UK charitable organization

RAPAR (Refugee and Asylum Participatory Action Research) is a human rights organisation based in Manchester, UK, which is primarily concerned with displaced people, and issues relating to displaced people.

RAPAR was founded in Salford in 2001. Initial membership comprised academics, researchers, displaced people, second and third generation migrants, and practitioners in the fields of community development and statutory services.

A registered charity, RAPAR functions as a support provider to displaced people, a campaign group, a community development facilitator and a research producer. It was the winner of the 2009 Elspeth Kyle National Award for Best Community Impact.

==Main activities==

===Casework===

RAPAR supports displaced people in a variety of ways, including providing asylum seekers whose application has been rejected by UK Visas and Immigration with the means to develop campaigns against this decision. This may include helping to set up petitions, encouraging advocacy letters to politicians, cultivating press and media interest, providing access to legal assistance and helping to organise protests and demonstrations. More general services include facilitating links to local communities and groups and providing support relating to issues such as education and housing.
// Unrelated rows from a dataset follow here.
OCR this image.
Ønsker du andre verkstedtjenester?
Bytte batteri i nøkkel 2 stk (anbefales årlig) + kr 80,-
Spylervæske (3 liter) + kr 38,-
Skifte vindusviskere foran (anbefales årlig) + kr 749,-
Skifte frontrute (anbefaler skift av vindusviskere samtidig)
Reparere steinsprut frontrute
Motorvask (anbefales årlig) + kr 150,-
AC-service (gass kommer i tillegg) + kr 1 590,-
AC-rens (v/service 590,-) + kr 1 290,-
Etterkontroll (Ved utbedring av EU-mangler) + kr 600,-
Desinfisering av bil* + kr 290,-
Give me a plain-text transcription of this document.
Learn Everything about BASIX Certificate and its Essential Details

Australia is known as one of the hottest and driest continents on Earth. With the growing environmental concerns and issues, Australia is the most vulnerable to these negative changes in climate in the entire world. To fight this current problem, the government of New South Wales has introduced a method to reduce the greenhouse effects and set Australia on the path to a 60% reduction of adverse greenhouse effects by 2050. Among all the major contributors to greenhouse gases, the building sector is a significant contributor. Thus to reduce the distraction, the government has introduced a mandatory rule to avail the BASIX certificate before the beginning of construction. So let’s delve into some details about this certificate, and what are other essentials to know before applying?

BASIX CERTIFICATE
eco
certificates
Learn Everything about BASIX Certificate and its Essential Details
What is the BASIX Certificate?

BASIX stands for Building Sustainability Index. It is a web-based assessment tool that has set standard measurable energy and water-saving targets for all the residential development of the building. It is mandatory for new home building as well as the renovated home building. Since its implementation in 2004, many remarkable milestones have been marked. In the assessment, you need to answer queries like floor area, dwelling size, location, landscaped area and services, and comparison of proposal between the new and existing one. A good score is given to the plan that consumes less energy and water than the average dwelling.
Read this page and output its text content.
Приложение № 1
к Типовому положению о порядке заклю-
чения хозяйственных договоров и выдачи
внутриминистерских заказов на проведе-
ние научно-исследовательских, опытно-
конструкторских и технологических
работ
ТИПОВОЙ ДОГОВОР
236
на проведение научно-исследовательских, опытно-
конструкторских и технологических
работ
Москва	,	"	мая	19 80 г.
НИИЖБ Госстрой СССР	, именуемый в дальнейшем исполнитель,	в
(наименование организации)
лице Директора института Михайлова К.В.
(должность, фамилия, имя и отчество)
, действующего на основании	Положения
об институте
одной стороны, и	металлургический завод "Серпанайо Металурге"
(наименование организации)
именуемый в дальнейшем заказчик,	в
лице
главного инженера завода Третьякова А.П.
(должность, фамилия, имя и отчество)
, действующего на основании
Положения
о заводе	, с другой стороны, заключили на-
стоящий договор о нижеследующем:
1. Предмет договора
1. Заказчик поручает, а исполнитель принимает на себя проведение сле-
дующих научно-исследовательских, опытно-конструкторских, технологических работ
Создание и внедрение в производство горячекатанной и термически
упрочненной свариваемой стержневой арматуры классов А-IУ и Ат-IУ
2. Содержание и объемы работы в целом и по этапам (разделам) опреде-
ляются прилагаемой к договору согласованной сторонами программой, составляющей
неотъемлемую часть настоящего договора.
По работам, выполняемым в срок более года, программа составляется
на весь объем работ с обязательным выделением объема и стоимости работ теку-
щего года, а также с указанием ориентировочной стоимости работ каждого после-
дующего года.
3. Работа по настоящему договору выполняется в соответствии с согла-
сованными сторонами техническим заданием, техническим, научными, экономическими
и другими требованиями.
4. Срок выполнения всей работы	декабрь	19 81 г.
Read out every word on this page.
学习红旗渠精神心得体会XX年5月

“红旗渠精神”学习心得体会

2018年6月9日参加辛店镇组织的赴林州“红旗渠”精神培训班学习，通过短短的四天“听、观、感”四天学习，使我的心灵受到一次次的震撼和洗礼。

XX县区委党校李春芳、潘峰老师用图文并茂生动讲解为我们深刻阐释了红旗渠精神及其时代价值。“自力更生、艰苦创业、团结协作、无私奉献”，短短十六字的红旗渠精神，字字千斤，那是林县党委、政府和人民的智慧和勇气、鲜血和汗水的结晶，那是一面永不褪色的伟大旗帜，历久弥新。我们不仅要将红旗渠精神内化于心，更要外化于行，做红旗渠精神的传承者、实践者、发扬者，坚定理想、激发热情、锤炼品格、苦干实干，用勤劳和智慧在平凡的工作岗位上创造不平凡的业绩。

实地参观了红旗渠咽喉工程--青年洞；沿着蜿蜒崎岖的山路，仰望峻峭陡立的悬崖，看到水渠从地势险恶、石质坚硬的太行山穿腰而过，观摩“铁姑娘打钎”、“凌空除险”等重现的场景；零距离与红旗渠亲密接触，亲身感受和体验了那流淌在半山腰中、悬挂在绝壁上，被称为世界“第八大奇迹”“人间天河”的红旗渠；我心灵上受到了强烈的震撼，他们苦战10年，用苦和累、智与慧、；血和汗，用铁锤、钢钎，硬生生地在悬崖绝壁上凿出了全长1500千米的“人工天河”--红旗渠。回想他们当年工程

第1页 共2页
===Community Development===

RAPAR encourages the formation of local groups and networks and supports a number of initiatives, including:
- Walking With The Cloak, a women's group based in the Cheetham Hill area of Manchester
- Somali Community Forums for men and women
- The Beja Congress for expatriate members of the Beja people of Eastern Sudan
- The Elikya Project, a magazine relating to French–speaking Africa and its diasporas
- The Persian Society, a network for expatriate Iranians
- YoungRAPAR, a youth group.

===Research===

RAPAR develops research projects and learning opportunities relating to displaced people. RAPAR cites the Action Research principle first expounded by Kurt Lewin in 1946, and the Action Learning of Reginald Revans (1998) as important to its methodology and ethos. This approach centres around social research with a practical goal, and a research methodology that favours research being conducted by the research subjects. It has produced research for the Joseph Rowntree Foundation and the Equality and Human Rights Commission.

==Funding==
RAPAR is run entirely on a voluntary basis, with financial support from changing sources. Past funding has come from The Allen Lane Foundation, The Lloyds TSB Foundation, Gingerbread, individual donors, and fundraising events.